After 13 years at São José, in which she won three Copa Libertadores Femenina titles and the 2014 International Women's Club Championship, Gislaine transferred to Corinthians in January 2018. She made her league debut against São Francisco BA on 25 April 2018.

===Santos===

One year later she joined Santos.

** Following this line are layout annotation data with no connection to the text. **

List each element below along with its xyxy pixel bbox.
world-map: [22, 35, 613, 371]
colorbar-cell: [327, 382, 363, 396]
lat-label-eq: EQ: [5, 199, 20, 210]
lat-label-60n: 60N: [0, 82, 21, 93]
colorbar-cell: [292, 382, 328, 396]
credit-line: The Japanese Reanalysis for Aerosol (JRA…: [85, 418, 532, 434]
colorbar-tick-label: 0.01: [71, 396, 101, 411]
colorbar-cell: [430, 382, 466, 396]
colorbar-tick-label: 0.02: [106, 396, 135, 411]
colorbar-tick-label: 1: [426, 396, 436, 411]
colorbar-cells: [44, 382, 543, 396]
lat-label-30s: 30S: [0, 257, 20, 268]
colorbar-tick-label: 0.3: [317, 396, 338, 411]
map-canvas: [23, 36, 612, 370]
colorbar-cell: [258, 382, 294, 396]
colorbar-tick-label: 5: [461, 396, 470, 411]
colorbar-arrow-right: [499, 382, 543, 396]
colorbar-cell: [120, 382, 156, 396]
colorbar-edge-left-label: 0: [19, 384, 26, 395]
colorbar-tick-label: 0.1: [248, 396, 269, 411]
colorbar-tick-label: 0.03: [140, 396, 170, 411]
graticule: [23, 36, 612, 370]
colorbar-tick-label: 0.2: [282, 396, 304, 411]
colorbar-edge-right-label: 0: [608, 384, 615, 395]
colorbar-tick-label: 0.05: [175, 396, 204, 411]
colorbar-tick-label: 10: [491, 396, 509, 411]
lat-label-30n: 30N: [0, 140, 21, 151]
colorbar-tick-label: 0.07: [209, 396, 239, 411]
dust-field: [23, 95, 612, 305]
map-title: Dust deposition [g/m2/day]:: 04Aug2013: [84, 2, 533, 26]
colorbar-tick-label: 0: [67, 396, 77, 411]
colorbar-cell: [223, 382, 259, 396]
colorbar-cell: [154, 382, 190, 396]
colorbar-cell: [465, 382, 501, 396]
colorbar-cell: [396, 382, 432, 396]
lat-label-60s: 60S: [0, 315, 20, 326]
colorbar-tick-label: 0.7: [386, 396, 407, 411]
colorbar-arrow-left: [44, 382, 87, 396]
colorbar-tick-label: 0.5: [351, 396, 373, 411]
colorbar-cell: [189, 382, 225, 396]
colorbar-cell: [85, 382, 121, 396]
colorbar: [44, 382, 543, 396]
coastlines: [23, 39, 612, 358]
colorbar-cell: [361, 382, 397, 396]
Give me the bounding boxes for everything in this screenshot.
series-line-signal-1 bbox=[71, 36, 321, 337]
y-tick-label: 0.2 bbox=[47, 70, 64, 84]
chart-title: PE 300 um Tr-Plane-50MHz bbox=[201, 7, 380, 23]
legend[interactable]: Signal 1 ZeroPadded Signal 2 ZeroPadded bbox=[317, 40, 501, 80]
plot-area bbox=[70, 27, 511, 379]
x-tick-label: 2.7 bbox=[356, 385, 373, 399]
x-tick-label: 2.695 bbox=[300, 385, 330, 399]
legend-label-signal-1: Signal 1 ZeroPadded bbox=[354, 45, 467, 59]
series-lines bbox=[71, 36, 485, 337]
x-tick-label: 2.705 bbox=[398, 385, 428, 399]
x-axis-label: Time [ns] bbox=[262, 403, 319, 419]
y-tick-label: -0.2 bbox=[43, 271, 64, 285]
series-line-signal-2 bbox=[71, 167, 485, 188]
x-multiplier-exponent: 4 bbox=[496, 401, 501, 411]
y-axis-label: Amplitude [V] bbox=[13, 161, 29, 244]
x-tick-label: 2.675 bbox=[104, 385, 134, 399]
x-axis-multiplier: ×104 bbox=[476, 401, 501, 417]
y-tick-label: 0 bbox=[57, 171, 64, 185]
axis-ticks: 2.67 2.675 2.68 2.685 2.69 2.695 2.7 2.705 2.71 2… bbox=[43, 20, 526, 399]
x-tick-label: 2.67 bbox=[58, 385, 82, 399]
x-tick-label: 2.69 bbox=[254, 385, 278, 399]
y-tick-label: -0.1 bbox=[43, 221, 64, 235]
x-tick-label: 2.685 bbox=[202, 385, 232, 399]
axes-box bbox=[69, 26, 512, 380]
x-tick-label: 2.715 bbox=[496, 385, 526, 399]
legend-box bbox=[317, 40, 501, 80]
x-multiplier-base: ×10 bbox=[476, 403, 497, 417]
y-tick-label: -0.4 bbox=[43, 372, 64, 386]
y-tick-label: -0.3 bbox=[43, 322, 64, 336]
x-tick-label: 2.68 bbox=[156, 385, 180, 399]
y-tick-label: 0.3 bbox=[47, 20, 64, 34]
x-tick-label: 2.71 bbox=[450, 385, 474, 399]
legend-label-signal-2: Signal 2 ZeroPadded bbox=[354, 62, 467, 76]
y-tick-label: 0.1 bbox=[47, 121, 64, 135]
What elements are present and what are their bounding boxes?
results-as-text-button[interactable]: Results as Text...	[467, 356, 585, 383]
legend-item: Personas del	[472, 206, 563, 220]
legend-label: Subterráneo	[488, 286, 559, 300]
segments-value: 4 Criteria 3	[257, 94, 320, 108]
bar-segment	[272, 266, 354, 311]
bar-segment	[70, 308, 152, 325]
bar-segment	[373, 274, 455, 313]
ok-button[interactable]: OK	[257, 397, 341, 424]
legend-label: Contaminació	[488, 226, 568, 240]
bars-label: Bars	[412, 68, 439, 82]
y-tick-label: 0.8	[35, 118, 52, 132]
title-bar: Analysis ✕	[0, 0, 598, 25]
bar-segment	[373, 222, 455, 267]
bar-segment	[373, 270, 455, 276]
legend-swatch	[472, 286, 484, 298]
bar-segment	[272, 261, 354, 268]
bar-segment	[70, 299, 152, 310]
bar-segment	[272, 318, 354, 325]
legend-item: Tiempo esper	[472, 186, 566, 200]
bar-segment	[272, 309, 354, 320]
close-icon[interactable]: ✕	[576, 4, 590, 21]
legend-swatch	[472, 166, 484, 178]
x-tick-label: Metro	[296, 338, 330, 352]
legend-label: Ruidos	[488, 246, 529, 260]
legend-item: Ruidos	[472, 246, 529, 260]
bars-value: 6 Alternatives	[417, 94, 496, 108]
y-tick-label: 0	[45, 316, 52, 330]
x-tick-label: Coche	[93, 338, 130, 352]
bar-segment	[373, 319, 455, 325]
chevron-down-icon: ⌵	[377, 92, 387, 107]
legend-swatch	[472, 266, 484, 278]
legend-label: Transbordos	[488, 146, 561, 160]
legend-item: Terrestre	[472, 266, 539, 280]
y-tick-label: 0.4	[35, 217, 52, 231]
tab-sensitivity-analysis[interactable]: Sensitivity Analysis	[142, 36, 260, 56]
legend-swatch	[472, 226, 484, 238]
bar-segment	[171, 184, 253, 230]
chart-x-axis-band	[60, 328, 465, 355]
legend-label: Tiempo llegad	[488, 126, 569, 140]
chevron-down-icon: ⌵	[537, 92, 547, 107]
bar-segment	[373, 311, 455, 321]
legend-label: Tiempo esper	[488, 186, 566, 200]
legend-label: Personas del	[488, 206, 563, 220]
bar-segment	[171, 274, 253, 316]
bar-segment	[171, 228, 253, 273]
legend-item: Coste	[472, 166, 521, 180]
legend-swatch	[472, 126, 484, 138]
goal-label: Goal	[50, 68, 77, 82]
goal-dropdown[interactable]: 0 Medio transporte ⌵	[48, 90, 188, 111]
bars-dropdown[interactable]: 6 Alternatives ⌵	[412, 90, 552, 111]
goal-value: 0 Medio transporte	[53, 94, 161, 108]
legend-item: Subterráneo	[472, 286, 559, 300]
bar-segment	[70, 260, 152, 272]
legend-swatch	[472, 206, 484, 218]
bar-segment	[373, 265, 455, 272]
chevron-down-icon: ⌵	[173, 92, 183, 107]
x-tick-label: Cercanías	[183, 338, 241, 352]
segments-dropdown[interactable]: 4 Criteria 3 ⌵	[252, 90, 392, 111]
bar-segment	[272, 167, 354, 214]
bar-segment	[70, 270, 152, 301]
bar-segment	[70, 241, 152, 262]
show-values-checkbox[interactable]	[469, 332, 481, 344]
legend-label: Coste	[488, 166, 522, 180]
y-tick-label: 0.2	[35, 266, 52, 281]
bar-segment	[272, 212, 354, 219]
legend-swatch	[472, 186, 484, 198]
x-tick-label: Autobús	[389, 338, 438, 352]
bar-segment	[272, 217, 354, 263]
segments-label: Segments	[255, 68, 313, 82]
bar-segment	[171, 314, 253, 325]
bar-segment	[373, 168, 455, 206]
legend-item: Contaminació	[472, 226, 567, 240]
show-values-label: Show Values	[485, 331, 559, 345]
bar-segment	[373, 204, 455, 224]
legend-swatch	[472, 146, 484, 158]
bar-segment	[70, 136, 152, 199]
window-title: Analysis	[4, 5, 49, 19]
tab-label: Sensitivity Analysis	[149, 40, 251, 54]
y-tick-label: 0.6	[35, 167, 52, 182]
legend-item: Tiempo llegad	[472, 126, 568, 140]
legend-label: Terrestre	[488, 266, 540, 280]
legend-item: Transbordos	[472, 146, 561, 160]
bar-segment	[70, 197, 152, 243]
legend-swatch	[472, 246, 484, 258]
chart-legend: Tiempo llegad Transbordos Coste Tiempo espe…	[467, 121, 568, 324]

Gislaine made her league debut against Foz Cataratas on 17 March 2019. She scored her first league goal against Avaí on 12 April 2019, scoring in the 77th minute.

===São Paulo FC===

In January 2020 she agreed a one-year contract with São Paulo FC. Gislaine made her league debut against Cruzeiro on 10 February 2020. She scored her first league goal against AS Minas ICESP on 30 August 2020, scoring in the 59th minute.

==International career==
Gislaine was part of the Brazil under-20 selection at the 2008 FIFA U-20 Women's World Cup.

In December 2012, she was named in the senior Brazil women's national football team for the 2012 International Women's Football Tournament of City of São Paulo. But a broken hand meant that she had to withdraw from selection, to be replaced by Andréia Rosa. She won a first cap for Brazil in September 2013, in a 1–0 win over New Zealand at the 2013 Valais Women's Cup. She was called up to a national team training camp in January 2017.